In a report earlier this week, Fitch Ratings reported that elevated US interest rates since 2023 are impacting the labor market and demand. The global rating agency highlighted politics as a high uncertainty area, with geopolitical risks persisting.

Signs of a US slowdown are evident in weak credit growth and slowing consumer spending. This trend is expected to continue in the second half of 2024, with real GDP growth decelerating but likely staying above recession territory.

Continued disinflation and the start of global monetary policy loosening have reduced the likelihood of major negative credit risks. The ECB, Swiss National Bank, and Bank of Canada have all cut rates in 2024, with the latter reducing rates twice by late July.

Fitch now expects a slower pace of rate cuts from the Federal Reserve in 2024 but anticipates two reductions in the second half of the year. The upcoming US election in November could be a pivotal point for policy in several areas, adding to political uncertainty.

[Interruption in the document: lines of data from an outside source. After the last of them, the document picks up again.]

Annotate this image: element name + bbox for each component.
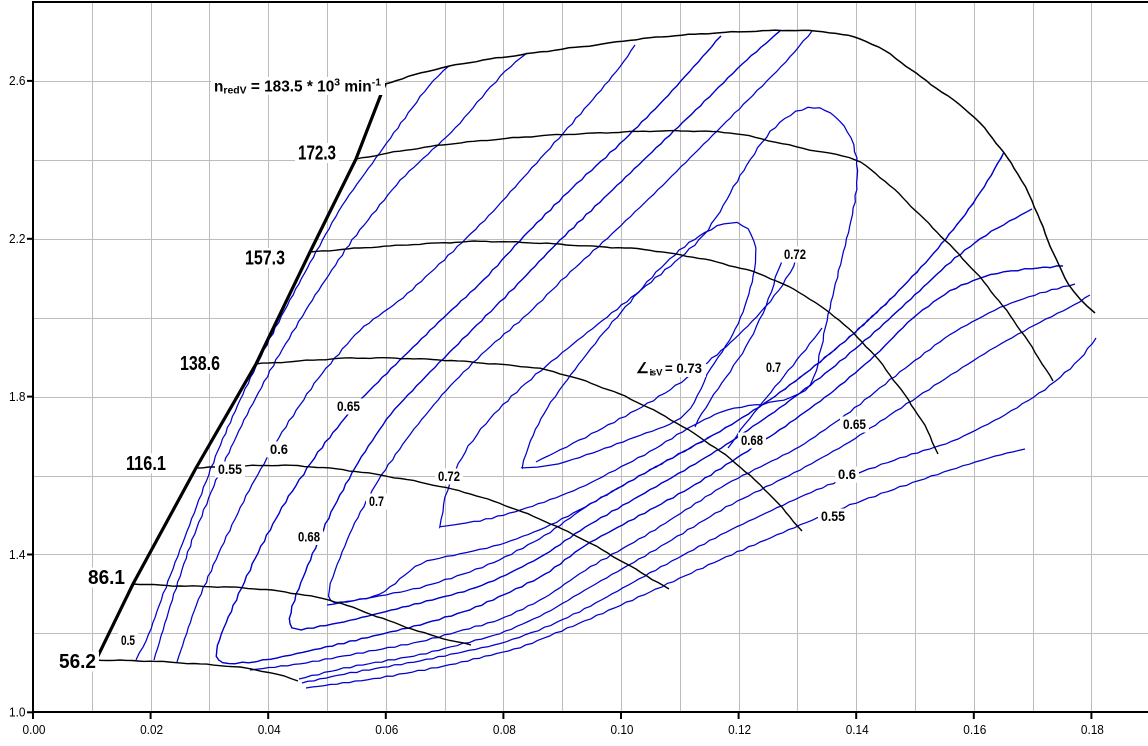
svg-text:0.68: 0.68: [741, 433, 763, 448]
svg-text:1.8: 1.8: [9, 390, 26, 404]
svg-text:1.0: 1.0: [9, 706, 26, 720]
svg-text:0.7: 0.7: [766, 360, 781, 375]
svg-text:0.08: 0.08: [493, 723, 516, 737]
svg-text:0.00: 0.00: [23, 723, 46, 737]
svg-text:0.65: 0.65: [843, 417, 866, 432]
svg-text:0.5: 0.5: [121, 633, 135, 648]
svg-text:2.6: 2.6: [9, 74, 26, 88]
svg-text:0.12: 0.12: [728, 723, 751, 737]
svg-text:0.02: 0.02: [140, 723, 163, 737]
svg-text:0.55: 0.55: [218, 462, 242, 477]
svg-text:0.7: 0.7: [369, 494, 384, 509]
svg-text:0.14: 0.14: [846, 723, 869, 737]
svg-text:1.4: 1.4: [9, 548, 26, 562]
svg-text:0.72: 0.72: [438, 469, 460, 484]
svg-text:0.06: 0.06: [375, 723, 398, 737]
svg-text:2.2: 2.2: [9, 232, 26, 246]
svg-text:0.6: 0.6: [838, 467, 856, 482]
svg-text:nredV = 183.5 * 103 min-1: nredV = 183.5 * 103 min-1: [214, 77, 381, 97]
svg-text:0.68: 0.68: [298, 530, 320, 545]
svg-text:0.65: 0.65: [337, 399, 360, 414]
svg-text:86.1: 86.1: [88, 567, 125, 589]
svg-text:= 0.73: = 0.73: [665, 361, 702, 376]
svg-text:0.10: 0.10: [611, 723, 634, 737]
svg-text:0.55: 0.55: [821, 509, 845, 524]
svg-text:is V: is V: [650, 368, 664, 379]
svg-text:0.18: 0.18: [1081, 723, 1104, 737]
svg-text:0.16: 0.16: [963, 723, 986, 737]
svg-text:0.04: 0.04: [258, 723, 281, 737]
svg-text:∠: ∠: [636, 361, 649, 377]
svg-text:0.72: 0.72: [784, 247, 806, 262]
svg-text:157.3: 157.3: [245, 248, 285, 270]
svg-text:0.6: 0.6: [270, 442, 288, 457]
svg-text:138.6: 138.6: [180, 353, 220, 375]
svg-text:56.2: 56.2: [59, 651, 96, 673]
svg-text:172.3: 172.3: [298, 143, 336, 165]
svg-text:116.1: 116.1: [126, 453, 166, 475]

Ongoing wars in Ukraine and between Israel and Hamas, along with simmering tensions in other hotspots, pose significant credit risks. A direct conflict in one of these hotspots could severely impact credit, Fitch warned.

In India, analysts suggest that US interest rate cuts amid weak growth projections could drive investment inflows. Foreign Portfolio Investors (FPIs) have been net buyers in India in June and July. Vaibhav Porwal, Co-founder of Dezerv, noted that India’s robust economy and fiscal discipline, coupled with potential US rate cuts, create a positive environment for fund inflows.

Milind Muchhala, Executive Director at Julius Baer India, indicated that foreign investor activity has been mixed but is influenced by global equity market performance, dollar index movements, geopolitical events, and Indian market opportunities. He also mentioned that weak US job data and a benign inflationary environment could support a rate cut in September, with further cuts possibly extending into next year.

US Federal Reserve Chair Jerome Powell hinted at a potential rate cut in September if economic conditions align with expectations. The US central bank has kept the federal funds rate unchanged at 5.25 to 5.5 percent for the eighth consecutive time.